The multilingual-e5-large model loads into RAM on first use. On a cold VM, this caused a 12-second delay on the first query of each session.

Fix: Warm the model at startup.

@app.on_event("startup")
async def warm_embedding_model():
    _ = embed_model.get_text_embedding("warmup")

2. Thai PDF extraction producing garbled text

Some Thai PDFs use non-standard font encoding. PyPDF2 extracted garbage characters. Switch to pdfplumber for Thai documents.

import pdfplumber

def extract_thai_pdf(path: str) -> str:
    with pdfplumber.open(path) as pdf:
        return "\n".join(page.extract_text() or "" for page in pdf.pages)

3. pgvector cosine similarity returning irrelevant chunks at low thresholds

We initially returned any chunk above 0.5 cosine similarity.

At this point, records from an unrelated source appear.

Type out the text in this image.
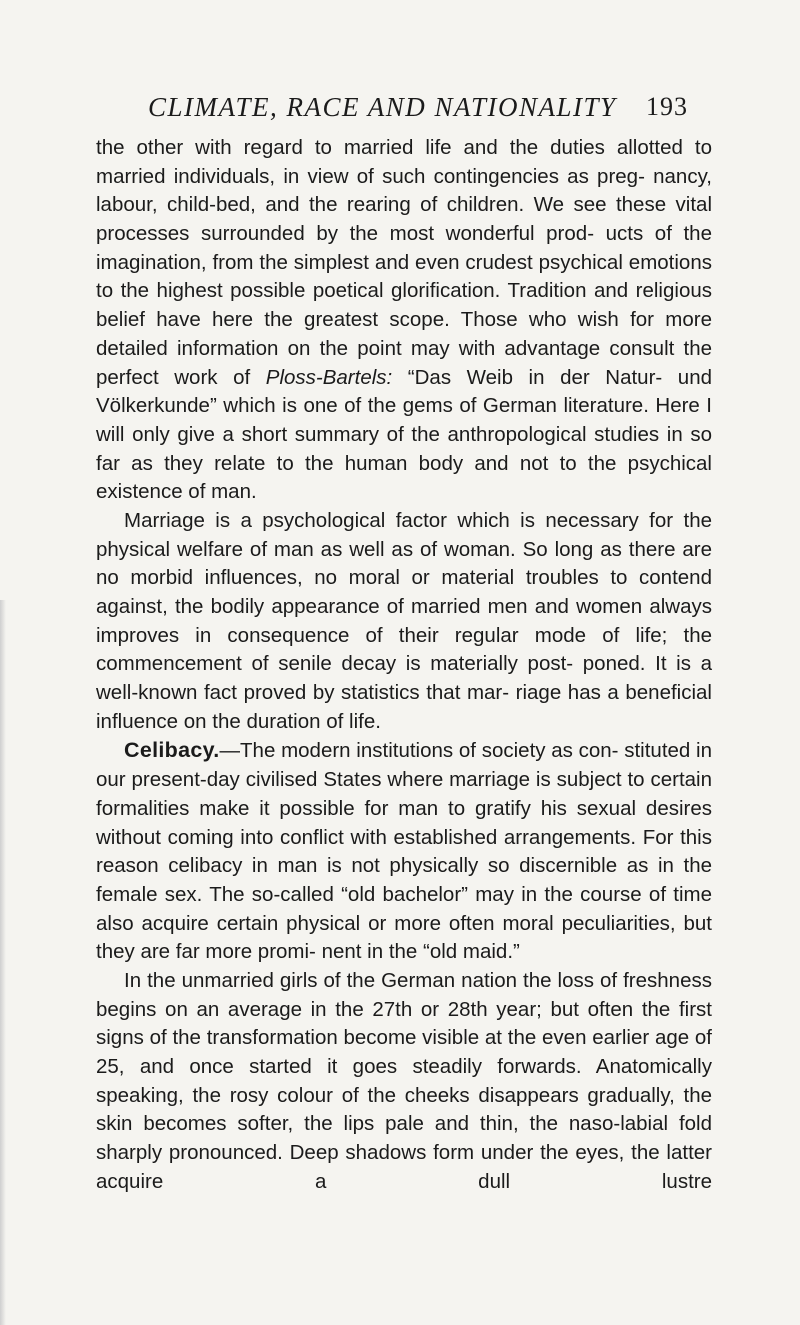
CLIMATE, RACE AND NATIONALITY 193

the other with regard to married life and the duties allotted to married individuals, in view of such contingencies as preg- nancy, labour, child-bed, and the rearing of children. We see these vital processes surrounded by the most wonderful prod- ucts of the imagination, from the simplest and even crudest psychical emotions to the highest possible poetical glorification. Tradition and religious belief have here the greatest scope. Those who wish for more detailed information on the point may with advantage consult the perfect work of Ploss-Bartels: “Das Weib in der Natur- und Völkerkunde” which is one of the gems of German literature. Here I will only give a short summary of the anthropological studies in so far as they relate to the human body and not to the psychical existence of man.

Marriage is a psychological factor which is necessary for the physical welfare of man as well as of woman. So long as there are no morbid influences, no moral or material troubles to contend against, the bodily appearance of married men and women always improves in consequence of their regular mode of life; the commencement of senile decay is materially post- poned. It is a well-known fact proved by statistics that mar- riage has a beneficial influence on the duration of life.

Celibacy.—The modern institutions of society as con- stituted in our present-day civilised States where marriage is subject to certain formalities make it possible for man to gratify his sexual desires without coming into conflict with established arrangements. For this reason celibacy in man is not physically so discernible as in the female sex. The so-called “old bachelor” may in the course of time also acquire certain physical or more often moral peculiarities, but they are far more promi- nent in the “old maid.”

In the unmarried girls of the German nation the loss of freshness begins on an average in the 27th or 28th year; but often the first signs of the transformation become visible at the even earlier age of 25, and once started it goes steadily forwards. Anatomically speaking, the rosy colour of the cheeks disappears gradually, the skin becomes softer, the lips pale and thin, the naso-labial fold sharply pronounced. Deep shadows form under the eyes, the latter acquire a dull lustre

Some irrelevant chunks were scoring 0.55–0.65 for vague questions.

Fix: Raise the threshold and add a reranking step.

retrieval = await query_engine.aretrieve(request.query)
# Filter below 0.72 similarity
filtered = [n for n in retrieval if n.score >= 0.72]

Cost and performance

Running on a single 4-core / 8GB RAM VM (approximately ฿1,200/month on a Thai cloud provider):

Metric	Value
Average query latency (warm)	1.8 seconds end-to-end
Embedding throughput	~60 chunks/second
pgvector search (HNSW, 200k chunks)	~8ms
Claude API cost per query	~฿0.004 at our usage level
Documents indexed	12,000+ across Thai/Japanese/English

Data residency notes

For Thai enterprise deployments under PDPA: all embeddings and document content remain in your PostgreSQL instance. No document content is sent to external embedding APIs — multilingual-e5-large runs locally. Only the retrieved context (not the full document) is sent to the Claude API for answer generation.

For Japanese enterprise deployments under 個人情報保護法: same architecture applies. If stricter data residency is required, Claude API can be replaced with a locally-hosted model for the answer generation step.